If we are the products of our genetic makeup and our environments, if cultural and social forces bind our hands and hold our tongues, and if our choices are so constrained by the reality of our conditions, how can we possibly talk about individuality and free will with any seriousness?  Are we deluded when we think (or feel) that we have freedom, or when we value our "uniqueness" and character?

Friends, family, everyone else....

This awareness of our own condition is our ticket out of it.  Free will may (or may not) be a man-made construct, a delusion on par with religion's soul; but awareness of the barriers to freedom shall, at the very least, allow us to escape from fate, from the will of others, from the shackles that bind.

Something happens when a person says "I am a muslim because my parents were muslims" or "I am a Mormon because my parents were Mormon" or "I yell at my kids because my parents yelled at me" or "I like country music because my dad listened to country music".  The realization is made that a personal choice was never made.  New questions arise: "How do I make a personal choice? What should I consider? Are the things that others say are true, really true? What can I really know to be true? How do I feel? What do I want?"

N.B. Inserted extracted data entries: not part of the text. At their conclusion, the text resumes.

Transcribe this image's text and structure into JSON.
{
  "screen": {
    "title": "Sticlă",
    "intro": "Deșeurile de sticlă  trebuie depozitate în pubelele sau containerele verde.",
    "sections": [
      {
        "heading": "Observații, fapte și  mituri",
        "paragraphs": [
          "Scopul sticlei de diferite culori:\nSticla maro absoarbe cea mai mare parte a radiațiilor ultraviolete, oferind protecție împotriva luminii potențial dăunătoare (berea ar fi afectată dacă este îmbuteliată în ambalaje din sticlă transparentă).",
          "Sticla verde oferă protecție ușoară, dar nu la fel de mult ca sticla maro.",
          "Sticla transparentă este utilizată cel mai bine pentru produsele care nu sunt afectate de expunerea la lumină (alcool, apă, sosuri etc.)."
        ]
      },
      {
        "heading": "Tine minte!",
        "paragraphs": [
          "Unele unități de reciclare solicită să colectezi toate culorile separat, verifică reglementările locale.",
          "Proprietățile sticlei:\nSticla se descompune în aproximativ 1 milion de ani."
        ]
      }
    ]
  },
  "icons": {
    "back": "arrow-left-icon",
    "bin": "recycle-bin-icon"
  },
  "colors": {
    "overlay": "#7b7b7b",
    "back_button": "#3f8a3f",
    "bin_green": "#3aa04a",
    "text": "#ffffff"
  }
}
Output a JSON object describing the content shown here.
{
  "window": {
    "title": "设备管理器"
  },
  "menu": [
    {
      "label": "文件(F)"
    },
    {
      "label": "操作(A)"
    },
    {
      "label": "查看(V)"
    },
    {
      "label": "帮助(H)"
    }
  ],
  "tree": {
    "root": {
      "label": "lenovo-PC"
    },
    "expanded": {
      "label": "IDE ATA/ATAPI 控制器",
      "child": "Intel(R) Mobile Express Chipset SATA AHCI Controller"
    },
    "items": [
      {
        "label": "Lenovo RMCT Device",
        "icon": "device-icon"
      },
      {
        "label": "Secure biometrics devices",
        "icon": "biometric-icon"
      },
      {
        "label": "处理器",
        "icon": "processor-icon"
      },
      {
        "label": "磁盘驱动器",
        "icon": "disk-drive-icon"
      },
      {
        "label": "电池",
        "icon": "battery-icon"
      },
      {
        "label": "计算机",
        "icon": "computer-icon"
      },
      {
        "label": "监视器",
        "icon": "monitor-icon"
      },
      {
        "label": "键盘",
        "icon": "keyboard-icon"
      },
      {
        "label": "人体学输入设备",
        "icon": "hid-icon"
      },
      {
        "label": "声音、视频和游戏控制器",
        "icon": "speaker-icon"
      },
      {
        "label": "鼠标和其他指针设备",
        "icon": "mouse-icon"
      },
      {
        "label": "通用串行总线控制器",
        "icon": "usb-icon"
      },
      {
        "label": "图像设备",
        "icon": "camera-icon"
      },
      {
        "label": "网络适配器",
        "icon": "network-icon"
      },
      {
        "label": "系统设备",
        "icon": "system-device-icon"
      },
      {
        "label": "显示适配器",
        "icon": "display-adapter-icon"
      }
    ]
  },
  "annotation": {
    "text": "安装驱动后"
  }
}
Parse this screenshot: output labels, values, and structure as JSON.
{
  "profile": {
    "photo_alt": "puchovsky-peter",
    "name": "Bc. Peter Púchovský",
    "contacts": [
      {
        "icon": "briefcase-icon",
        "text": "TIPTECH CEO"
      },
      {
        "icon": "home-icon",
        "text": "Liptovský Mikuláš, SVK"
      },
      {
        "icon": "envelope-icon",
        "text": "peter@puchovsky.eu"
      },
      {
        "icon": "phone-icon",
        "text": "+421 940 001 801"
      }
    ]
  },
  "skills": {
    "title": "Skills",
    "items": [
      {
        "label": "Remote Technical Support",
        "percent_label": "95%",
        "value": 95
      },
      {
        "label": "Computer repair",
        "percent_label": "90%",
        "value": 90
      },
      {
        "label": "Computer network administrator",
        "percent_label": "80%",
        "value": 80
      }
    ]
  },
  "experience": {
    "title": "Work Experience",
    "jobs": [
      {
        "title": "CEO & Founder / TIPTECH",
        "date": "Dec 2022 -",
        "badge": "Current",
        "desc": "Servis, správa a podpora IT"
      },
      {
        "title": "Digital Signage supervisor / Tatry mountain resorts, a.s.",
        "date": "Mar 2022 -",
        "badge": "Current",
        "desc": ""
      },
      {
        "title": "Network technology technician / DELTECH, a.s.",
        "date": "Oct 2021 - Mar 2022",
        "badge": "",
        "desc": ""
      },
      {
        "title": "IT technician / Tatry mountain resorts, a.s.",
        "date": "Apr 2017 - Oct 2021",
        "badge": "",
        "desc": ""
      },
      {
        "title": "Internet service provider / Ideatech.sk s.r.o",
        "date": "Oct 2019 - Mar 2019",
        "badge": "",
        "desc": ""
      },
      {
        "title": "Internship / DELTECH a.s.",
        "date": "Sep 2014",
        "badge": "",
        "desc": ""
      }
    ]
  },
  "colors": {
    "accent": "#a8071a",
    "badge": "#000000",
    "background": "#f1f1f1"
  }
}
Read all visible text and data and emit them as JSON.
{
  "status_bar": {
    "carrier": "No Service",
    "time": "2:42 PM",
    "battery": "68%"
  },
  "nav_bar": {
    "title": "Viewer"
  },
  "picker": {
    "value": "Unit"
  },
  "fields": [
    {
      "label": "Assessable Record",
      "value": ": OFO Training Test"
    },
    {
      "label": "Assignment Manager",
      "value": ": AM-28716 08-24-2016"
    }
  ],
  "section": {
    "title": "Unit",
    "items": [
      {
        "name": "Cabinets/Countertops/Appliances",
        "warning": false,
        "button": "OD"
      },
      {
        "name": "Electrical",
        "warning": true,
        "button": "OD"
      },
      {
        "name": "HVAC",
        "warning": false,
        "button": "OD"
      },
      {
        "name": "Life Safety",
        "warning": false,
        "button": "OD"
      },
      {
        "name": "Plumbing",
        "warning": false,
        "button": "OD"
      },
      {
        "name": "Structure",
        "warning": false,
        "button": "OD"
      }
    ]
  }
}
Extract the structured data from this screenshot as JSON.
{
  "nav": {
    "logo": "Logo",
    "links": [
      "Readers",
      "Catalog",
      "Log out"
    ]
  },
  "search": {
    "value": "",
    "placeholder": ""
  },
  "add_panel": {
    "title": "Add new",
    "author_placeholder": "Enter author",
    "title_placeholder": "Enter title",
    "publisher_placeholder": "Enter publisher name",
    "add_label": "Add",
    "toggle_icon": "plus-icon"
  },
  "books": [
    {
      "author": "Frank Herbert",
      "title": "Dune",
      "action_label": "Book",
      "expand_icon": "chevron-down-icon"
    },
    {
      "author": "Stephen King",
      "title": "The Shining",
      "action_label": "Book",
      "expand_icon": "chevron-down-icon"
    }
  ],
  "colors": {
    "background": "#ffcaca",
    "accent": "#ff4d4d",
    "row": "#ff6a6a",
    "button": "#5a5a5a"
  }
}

Freedom and free will comes from questioning, which brings us closer to the truth, which allows us to discover all that we don't know, and allows us to ponder all of our choices.

Freedom and free will comes from knowledge.  Simply knowing more widens our understanding, maximizes our choices, and ensures that the choices we make will be the best for ourselves.

When we realize that so much of what people commit themselves to is based on unsupported, unscientific claims, and when we become aware of the specific ways we are compelled to believe things that are not true, we become able to free ourselves from such commitments, view the universe through a wider lens, and act on behalf of all people (as opposed to one narrow sighted cause).

Let's take a break from the sermon...

I've talked about free will several times before.  I'm motivated to find a positive spin on our severely limited freedom.  I guess to me its a very positive thing to shake off the ties that bind (if I can use some popular cliches).  A slave who escaped his chains still had the same universal limits on absolute freedom that you or I have (as discussed above), but the relative freedom he gained was enough to cause him to cry or sing for joy. The freedom the slave gained and the freedom we gain in small parts when we are empowered to make our own educated choices are cause for jubilation.

So let's not get ahead of ourselves and think that we can save the classical religious/philosophical notion of free will from other philosophers who have attacked it.  Everyone should be able to concede the basic point that free will is, in the least, severely limited/retarded.  In essence, in my mind, those philosophers have won the argument.

Instead, let's continue to fight the physical and intellectual enemies of freedom.  Simply put, this is the liberal cause:  To maximize individual freedom whenever, wherever possible.  And to oppose forces that seek to impose unscientific, anti-rational, and anti-humanistic ideologies on the freedoms and rights of the individual.

While we're at it, let's continue to look for creative ways to win back free will from the intellectuals who have so little regard for it.